Whence, in the name of Count Buffon and Baron Cuvier, came those dogs
that I saw in Typee? Dogs!--Big hairless rats rather; all with smooth,
shining speckled hides--fat sides, and very disagreeable faces. Whence
could they have come? That they were not the indigenous production of
the region, I am firmly convinced. Indeed they seemed aware of their
being interlopers, looking fairly ashamed, and always trying to hide
themselves in some dark corner. It was plain enough they did not feel at
home in the vale--that they wished themselves well out of it, and back
to the ugly country from which they must have come.
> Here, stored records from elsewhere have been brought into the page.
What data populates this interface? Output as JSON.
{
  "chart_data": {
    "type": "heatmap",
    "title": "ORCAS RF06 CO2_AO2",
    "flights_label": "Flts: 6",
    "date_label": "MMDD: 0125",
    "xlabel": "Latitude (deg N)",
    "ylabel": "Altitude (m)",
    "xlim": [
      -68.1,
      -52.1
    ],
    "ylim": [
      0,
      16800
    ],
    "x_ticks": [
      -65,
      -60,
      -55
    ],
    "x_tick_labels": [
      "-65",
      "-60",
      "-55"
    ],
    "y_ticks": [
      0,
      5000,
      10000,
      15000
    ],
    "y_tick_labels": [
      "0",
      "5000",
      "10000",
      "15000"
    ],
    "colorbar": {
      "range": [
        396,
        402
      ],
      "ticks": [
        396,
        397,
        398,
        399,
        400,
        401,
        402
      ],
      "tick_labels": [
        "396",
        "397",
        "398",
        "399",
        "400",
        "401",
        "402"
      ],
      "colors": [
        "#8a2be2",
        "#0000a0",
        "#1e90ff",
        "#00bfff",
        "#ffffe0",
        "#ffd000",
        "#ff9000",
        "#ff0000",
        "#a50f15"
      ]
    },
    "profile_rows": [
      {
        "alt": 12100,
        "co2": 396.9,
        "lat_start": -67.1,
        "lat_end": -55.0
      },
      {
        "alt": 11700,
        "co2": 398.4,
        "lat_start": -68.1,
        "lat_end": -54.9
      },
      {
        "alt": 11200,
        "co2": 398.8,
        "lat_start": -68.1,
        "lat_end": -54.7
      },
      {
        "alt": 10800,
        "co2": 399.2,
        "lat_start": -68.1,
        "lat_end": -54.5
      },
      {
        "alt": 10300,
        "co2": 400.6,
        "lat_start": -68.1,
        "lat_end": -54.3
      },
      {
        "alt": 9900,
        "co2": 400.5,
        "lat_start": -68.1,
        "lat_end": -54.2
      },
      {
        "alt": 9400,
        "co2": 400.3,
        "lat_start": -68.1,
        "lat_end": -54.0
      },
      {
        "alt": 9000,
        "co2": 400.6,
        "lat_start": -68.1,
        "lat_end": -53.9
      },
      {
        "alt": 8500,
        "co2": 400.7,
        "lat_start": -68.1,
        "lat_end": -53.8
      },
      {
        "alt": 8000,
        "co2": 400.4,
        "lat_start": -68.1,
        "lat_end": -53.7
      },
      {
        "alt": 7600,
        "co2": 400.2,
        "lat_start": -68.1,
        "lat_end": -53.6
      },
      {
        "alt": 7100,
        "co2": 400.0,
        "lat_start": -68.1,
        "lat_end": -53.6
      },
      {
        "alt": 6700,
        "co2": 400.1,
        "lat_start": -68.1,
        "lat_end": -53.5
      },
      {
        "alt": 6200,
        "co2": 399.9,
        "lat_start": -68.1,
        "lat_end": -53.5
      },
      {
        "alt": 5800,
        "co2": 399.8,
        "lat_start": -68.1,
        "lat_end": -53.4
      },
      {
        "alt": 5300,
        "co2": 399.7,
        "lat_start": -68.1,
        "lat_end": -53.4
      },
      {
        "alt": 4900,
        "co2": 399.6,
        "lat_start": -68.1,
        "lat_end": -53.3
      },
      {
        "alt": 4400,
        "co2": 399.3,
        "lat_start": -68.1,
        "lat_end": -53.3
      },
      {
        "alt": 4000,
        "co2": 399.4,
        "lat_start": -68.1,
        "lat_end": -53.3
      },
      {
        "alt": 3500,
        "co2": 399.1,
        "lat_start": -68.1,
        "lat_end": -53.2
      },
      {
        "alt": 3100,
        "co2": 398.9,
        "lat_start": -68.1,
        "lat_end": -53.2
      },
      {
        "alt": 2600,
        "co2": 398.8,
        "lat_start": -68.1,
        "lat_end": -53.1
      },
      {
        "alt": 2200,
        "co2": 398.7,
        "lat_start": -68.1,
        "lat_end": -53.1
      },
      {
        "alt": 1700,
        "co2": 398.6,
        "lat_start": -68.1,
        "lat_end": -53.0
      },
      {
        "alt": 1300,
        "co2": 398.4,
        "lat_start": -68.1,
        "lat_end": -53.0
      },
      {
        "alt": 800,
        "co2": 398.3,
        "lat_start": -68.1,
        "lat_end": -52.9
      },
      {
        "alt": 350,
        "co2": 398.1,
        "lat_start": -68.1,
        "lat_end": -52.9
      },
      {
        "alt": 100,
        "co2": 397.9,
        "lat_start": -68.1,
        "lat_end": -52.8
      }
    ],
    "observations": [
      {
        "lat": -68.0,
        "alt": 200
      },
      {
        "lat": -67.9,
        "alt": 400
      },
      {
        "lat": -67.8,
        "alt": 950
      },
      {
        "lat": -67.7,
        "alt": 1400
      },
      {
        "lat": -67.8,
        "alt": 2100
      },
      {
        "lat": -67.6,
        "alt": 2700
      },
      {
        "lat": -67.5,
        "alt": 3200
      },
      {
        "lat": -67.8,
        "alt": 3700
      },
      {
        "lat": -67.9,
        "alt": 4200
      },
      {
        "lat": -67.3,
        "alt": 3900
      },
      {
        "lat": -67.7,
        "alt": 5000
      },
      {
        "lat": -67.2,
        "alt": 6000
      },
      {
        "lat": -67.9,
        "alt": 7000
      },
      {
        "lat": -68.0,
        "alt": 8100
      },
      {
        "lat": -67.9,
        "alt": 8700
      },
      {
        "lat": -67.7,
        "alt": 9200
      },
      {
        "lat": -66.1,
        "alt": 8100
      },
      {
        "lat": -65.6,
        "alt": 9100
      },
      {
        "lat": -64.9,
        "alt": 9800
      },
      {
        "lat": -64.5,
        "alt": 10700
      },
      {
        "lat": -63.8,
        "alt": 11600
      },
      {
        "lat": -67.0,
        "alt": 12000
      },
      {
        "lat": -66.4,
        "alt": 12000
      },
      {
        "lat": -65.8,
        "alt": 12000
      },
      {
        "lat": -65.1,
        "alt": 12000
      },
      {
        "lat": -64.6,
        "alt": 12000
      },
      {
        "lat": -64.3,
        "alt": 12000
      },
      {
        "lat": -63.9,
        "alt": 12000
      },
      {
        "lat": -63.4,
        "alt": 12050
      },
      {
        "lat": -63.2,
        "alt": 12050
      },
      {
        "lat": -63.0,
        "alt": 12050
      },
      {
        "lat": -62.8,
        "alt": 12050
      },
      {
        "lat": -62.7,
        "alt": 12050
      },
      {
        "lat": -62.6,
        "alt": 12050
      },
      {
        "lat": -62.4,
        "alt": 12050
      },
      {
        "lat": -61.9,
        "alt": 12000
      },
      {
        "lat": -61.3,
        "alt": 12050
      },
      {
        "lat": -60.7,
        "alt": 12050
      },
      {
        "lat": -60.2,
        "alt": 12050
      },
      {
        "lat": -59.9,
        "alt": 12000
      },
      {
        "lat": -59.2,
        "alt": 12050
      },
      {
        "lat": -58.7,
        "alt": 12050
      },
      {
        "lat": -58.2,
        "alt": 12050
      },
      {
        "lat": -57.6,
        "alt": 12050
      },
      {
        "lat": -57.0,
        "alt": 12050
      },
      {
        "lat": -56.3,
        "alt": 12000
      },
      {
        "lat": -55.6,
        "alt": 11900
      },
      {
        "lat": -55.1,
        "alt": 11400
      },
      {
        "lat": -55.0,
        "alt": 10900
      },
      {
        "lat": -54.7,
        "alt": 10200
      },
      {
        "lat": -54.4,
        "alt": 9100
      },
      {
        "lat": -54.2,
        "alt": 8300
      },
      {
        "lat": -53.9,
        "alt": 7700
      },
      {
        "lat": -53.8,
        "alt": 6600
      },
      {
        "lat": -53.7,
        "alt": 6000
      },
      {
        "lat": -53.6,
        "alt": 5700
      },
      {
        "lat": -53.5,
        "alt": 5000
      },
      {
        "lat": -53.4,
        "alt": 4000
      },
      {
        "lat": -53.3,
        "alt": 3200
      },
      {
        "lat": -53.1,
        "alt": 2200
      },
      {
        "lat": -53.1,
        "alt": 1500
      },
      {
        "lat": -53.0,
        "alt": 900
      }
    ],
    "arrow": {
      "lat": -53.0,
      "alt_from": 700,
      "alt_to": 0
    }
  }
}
Scurvy curs! they were my abhorrence; I should have liked nothing
better than to have been the death of every one of them. In fact, on one
occasion, I intimated the propriety of a canine crusade to Mehevi; but
the benevolent king would not consent to it. He heard me very patiently;
but when I had finished, shook his head, and told me in confidence that
they were ‘taboo’.
As for the animal that made the fortune of the ex-lord-mayor
Whittington, I shall never forget the day that I was lying in the house
about noon, everybody else being fast asleep; and happening to raise
my eyes, met those of a big black spectral cat, which sat erect in the
doorway, looking at me with its frightful goggling green orbs, like one
of those monstrous imps that torment some of Teniers’ saints! I am one
of those unfortunate persons to whom the sight of these animals are, at
any time an insufferable annoyance.
Thus constitutionally averse to cats in general, the unexpected
apparition of this one in particular utterly confounded me. When I had
a little recovered from the fascination of its glance, I started up; the
cat fled, and emboldened by this, I rushed out of the house in pursuit;
but it had disappeared. It was the only time I ever saw one in the
valley, and how it got there I cannot imagine. It is just possible that
it might have escaped from one of the ships at Nukuheva. It was in vain
to seek information on the subject from the natives, since none of them
had seen the animal, the appearance of which remains a mystery to me to
this day.
Among the few animals which are to be met with in Typee, there was none
which I looked upon with more interest than a beautiful golden-hued
species of lizard. It measured perhaps five inches from head to tail,
and was most gracefully proportioned. Numbers of those creatures were
to be seen basking in the sunshine upon the thatching of the houses, and
multitudes at all hours of the day showed their glittering sides as they
ran frolicking between the spears of grass or raced in troops up and
down the tall shafts of the cocoanut trees. But the remarkable beauty
of these little animals and their lively ways were not their only claims
upon my admiration. They were perfectly tame and insensible to fear.
Frequently, after seating myself upon the ground in some shady place
during the heat of the day, I would be completely overrun with them.
If I brushed one off my arm, it would leap perhaps into my hair: when I
tried to frighten it away by gently pinching its leg, it would turn for
protection to the very hand that attacked it.